New GLS Report - Why China Matters: Labor Rights in the Age of Globalization

Chinese workers

Nearly three years ago GLS undertook an informal listening project to hear what was on the minds of labor leaders, labor rights advocates, and NGO staff from around the world as they grappled with the challenges of globalization.

It is clear that globalization has produced a host of challenges for worker and social movements. But when we asked those we interviewed what specific issues they faced were most perplexing, at or near the top of nearly everyone’s list was what to do about China.

No wonder. China has become a focal point for much of the questioning and insecurity that globalization has produced. For the past two decades China has experienced explosive economic growth that has attracted jobs and capital from around the world. Today 25% of the global workforce is Chinese. No other industrializing country has ever attracted jobs at both the high and low ends of the production chain. From basic level assembly work to the upper tiers of industry and services, China is setting the global norm for working standards around the world.  Workers in rich countries and poor countries alike, in almost every nook and cranny of the global economy, feel the effect of China.

Crucial to addressing China’s global impact is the often ignored fact that the driving forces in China’s labor market are the global corporations that move to China to lower labor costs and use the threat of this mobility as a lever to drive down wages and working conditions for workers in other countries, and even within China itself. China has welcomed foreign firms with open arms. A partnership has developed based on a quid pro quo: the Chinese government provides a compliant low wage labor force in exchange for massive foreign investment.

Over the past 3 years, GLS has produced scores of articles and two major reports on labor law reform in China. We have paid particular attention to the critical role played by global corporations in China’s development.  This report builds on that work. Why China Matters: Labor Rights in the Age of Globalization provides background information needed to understand the issues involved and why the outcome of this battle matters so much to people everywhere.

Download the pdf version of the report here. Read below for a summary of the report.

Why China Matters: Labor Rights in the Age of Globalization

This report examines the forces at work inside and outside of China pushing for and against labor rights reforms.

Part one provides a survey of China’s new global economic power and its impact on the global economy.  A case study from Namibia shows how employers use China as leverage to suppress wages, working conditions, and labor rights in other countries.

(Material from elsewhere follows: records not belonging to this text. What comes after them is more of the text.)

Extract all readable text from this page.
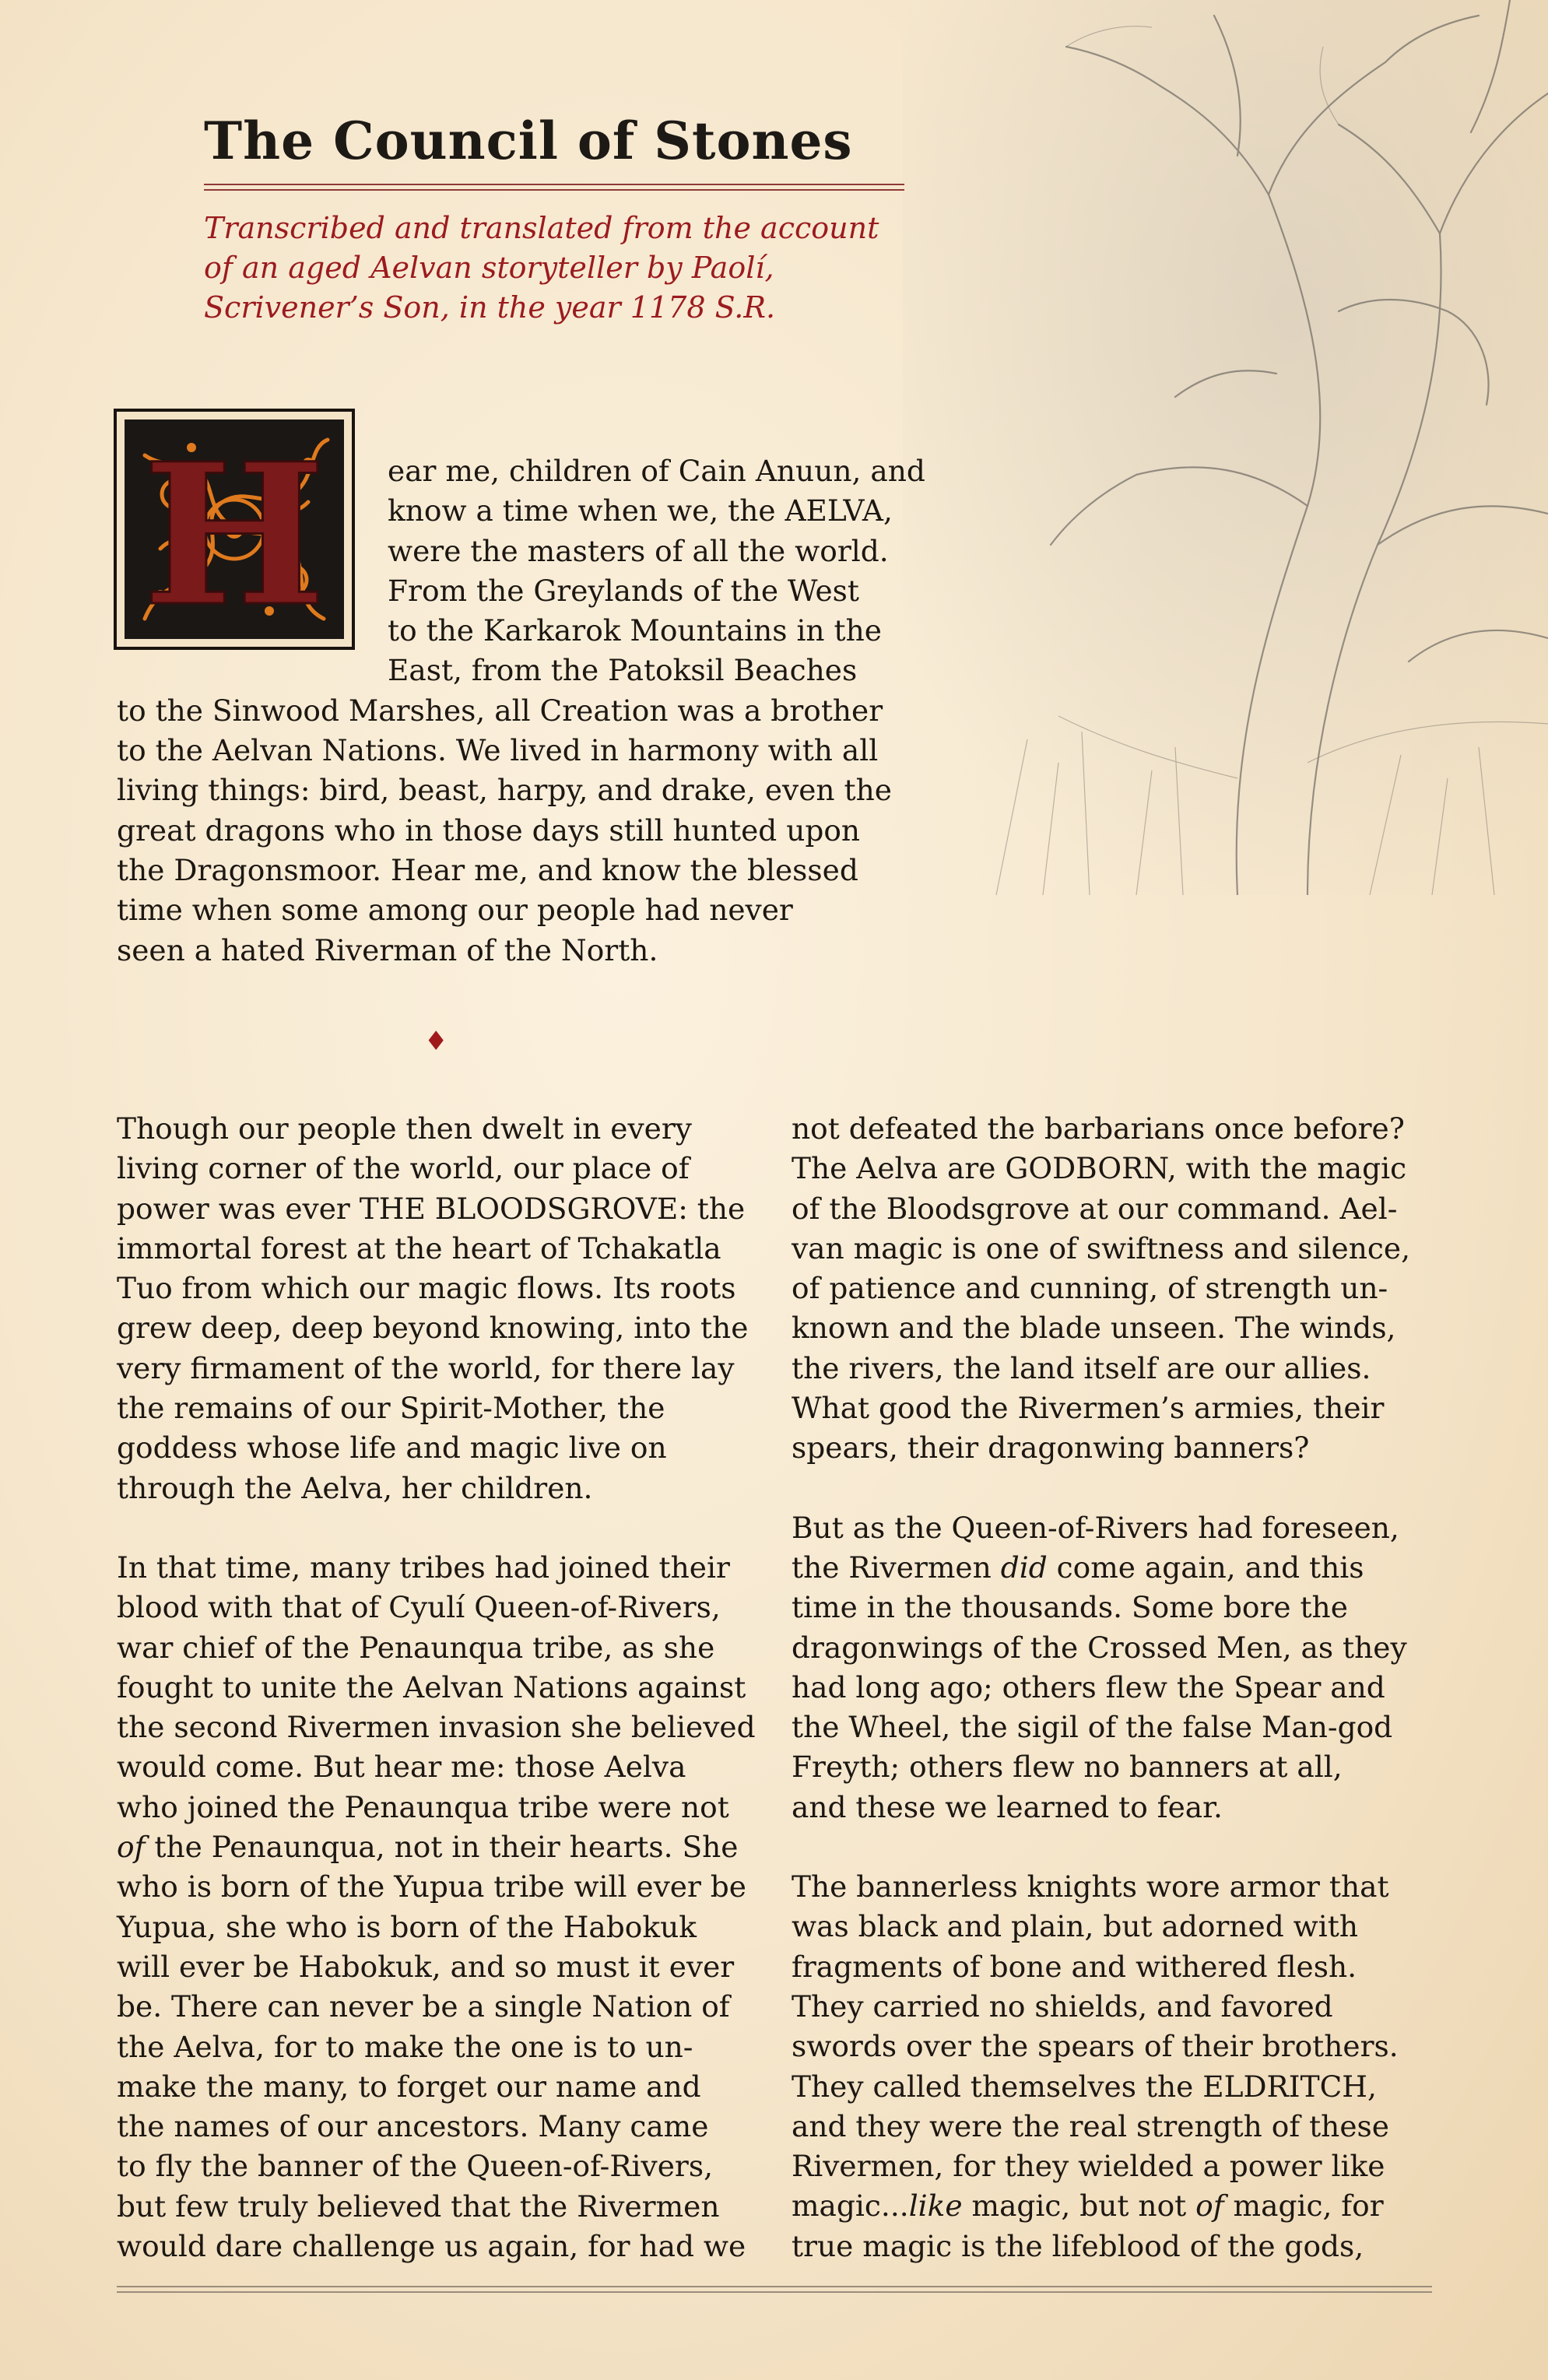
The Council of Stones
Transcribed and translated from the account
of an aged Aelvan storyteller by Paolí,
Scrivener’s Son, in the year 1178 S.R.
H	ear me, children of Cain Anuun, and
know a time when we, the AELVA,
were the masters of all the world.
From the Greylands of the West
to the Karkarok Mountains in the
East, from the Patoksil Beaches
to the Sinwood Marshes, all Creation was a brother
to the Aelvan Nations. We lived in harmony with all
living things: bird, beast, harpy, and drake, even the
great dragons who in those days still hunted upon
the Dragonsmoor. Hear me, and know the blessed
time when some among our people had never
seen a hated Riverman of the North.
♦
Though our people then dwelt in every
living corner of the world, our place of
power was ever THE BLOODSGROVE: the
immortal forest at the heart of Tchakatla
Tuo from which our magic flows. Its roots
grew deep, deep beyond knowing, into the
very firmament of the world, for there lay
the remains of our Spirit-Mother, the
goddess whose life and magic live on
through the Aelva, her children.
In that time, many tribes had joined their
blood with that of Cyulí Queen-of-Rivers,
war chief of the Penaunqua tribe, as she
fought to unite the Aelvan Nations against
the second Rivermen invasion she believed
would come. But hear me: those Aelva
who joined the Penaunqua tribe were not
of the Penaunqua, not in their hearts. She
who is born of the Yupua tribe will ever be
Yupua, she who is born of the Habokuk
will ever be Habokuk, and so must it ever
be. There can never be a single Nation of
the Aelva, for to make the one is to un-
make the many, to forget our name and
the names of our ancestors. Many came
to fly the banner of the Queen-of-Rivers,
but few truly believed that the Rivermen
would dare challenge us again, for had we
not defeated the barbarians once before?
The Aelva are GODBORN, with the magic
of the Bloodsgrove at our command. Ael-
van magic is one of swiftness and silence,
of patience and cunning, of strength un-
known and the blade unseen. The winds,
the rivers, the land itself are our allies.
What good the Rivermen’s armies, their
spears, their dragonwing banners?
But as the Queen-of-Rivers had foreseen,
the Rivermen did come again, and this
time in the thousands. Some bore the
dragonwings of the Crossed Men, as they
had long ago; others flew the Spear and
the Wheel, the sigil of the false Man-god
Freyth; others flew no banners at all,
and these we learned to fear.
The bannerless knights wore armor that
was black and plain, but adorned with
fragments of bone and withered flesh.
They carried no shields, and favored
swords over the spears of their brothers.
They called themselves the ELDRITCH,
and they were the real strength of these
Rivermen, for they wielded a power like
magic...like magic, but not of magic, for
true magic is the lifeblood of the gods,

Part two examines the development of the Chinese working class. We briefly look at the structure of the Chinese workforce in the period before the era of economic reform began in the 1980s. Then we look at how the largest migration in human history—the movement of 200 million people from China’s countryside to its cities—reshaped China’s working class and its labor markets.  Finally, we look at the reasons migrants leave the countryside and the conditions they face in the cities.

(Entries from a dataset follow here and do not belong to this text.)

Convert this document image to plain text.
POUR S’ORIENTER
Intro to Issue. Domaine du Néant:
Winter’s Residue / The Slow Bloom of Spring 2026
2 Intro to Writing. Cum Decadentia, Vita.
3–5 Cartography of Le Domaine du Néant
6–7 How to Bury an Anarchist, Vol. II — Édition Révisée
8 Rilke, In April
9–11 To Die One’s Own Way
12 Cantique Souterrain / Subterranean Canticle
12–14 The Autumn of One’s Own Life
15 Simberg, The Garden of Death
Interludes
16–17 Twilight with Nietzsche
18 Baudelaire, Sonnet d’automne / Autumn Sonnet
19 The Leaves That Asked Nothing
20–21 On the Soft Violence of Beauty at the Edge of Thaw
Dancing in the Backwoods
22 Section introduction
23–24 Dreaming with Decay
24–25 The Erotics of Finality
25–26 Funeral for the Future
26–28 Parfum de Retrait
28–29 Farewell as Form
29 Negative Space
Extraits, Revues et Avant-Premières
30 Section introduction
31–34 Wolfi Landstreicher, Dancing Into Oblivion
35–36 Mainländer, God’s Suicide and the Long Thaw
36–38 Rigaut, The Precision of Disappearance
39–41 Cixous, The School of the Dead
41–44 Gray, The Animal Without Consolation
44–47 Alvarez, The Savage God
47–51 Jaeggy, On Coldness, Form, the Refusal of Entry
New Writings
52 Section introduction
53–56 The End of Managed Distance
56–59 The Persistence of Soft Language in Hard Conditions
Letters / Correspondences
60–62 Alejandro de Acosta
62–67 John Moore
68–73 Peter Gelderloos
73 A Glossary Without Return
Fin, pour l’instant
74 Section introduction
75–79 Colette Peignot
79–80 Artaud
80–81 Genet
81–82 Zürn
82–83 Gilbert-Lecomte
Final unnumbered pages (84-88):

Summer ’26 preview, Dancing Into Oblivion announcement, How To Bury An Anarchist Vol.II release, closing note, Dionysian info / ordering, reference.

Part three examines the role of foreign corporations in China.  China has opened its arms to foreign firms and investors by providing a business friendly environment and a disciplined low wage labor force. As a result, foreign firms have been the main drivers of China’s growth. They have created a complex industrial structure with long supplier chains of dependent firms and a sweatshop industrial culture.

Part four looks at the ways that Chinese workers are pushing back against the low wages and harsh working conditions that they face. Chinese workers are not passive. Although most are new to the city and industrial culture, they are gradually developing strategies to improve their lives. We assess informal, institutional, legal, and grassroots worker responses to China’s harsh industrialization.

Part five looks at China’s new labor code, implemented on January 1, 2008, which extends additional rights to workers. We examine what the law does, then look at the on-going global battle surrounding its drafting, enactment, and implementation.

Part six describes how global corporations lobbied against the new labor code and the global debate which ensued.  Foreign corporations and their lobbying organizations have long argued that they support worker rights and the rule of law, but in reality they opposed key provisions of China’s new reform labor code, touching off a global battle. We examine how foreign firms may be vulnerable to pressure from workers and their allies outside of China to get them to support worker rights and the rule of law.

Part seven examines how labor unions and social movements outside of China are rethinking old strategies and reaching out to allies inside and outside of China in an effort to promote labor rights. The fight over the labor code has prompted a paradigm shift in strategies toward China by labor and social movements. Previously, the main focus has been on pressuring the Chinese government to pass new laws and respect labor rights.  Now, following corporate opposition to such reforms, the focus is on the behavior of foreign corporations in China. This shift has also led to new—and sometimes controversial—approaches to dealing with Chinese unions and other official institutions. We assess the new paradigm and its potential to promote labor rights.

Part eight looks at what lies ahead. Will the same dynamic that occurred in other advanced industrial countries of worker insurgence, legal reform, corporate resistance, worker organization to demand law enforcement, and, finally, the institutionalization of labor rights and the rule of law happen in China?  How can non-Chinese activists support the fight for worker rights in China?   What effect will events in China have on worker rights around the world?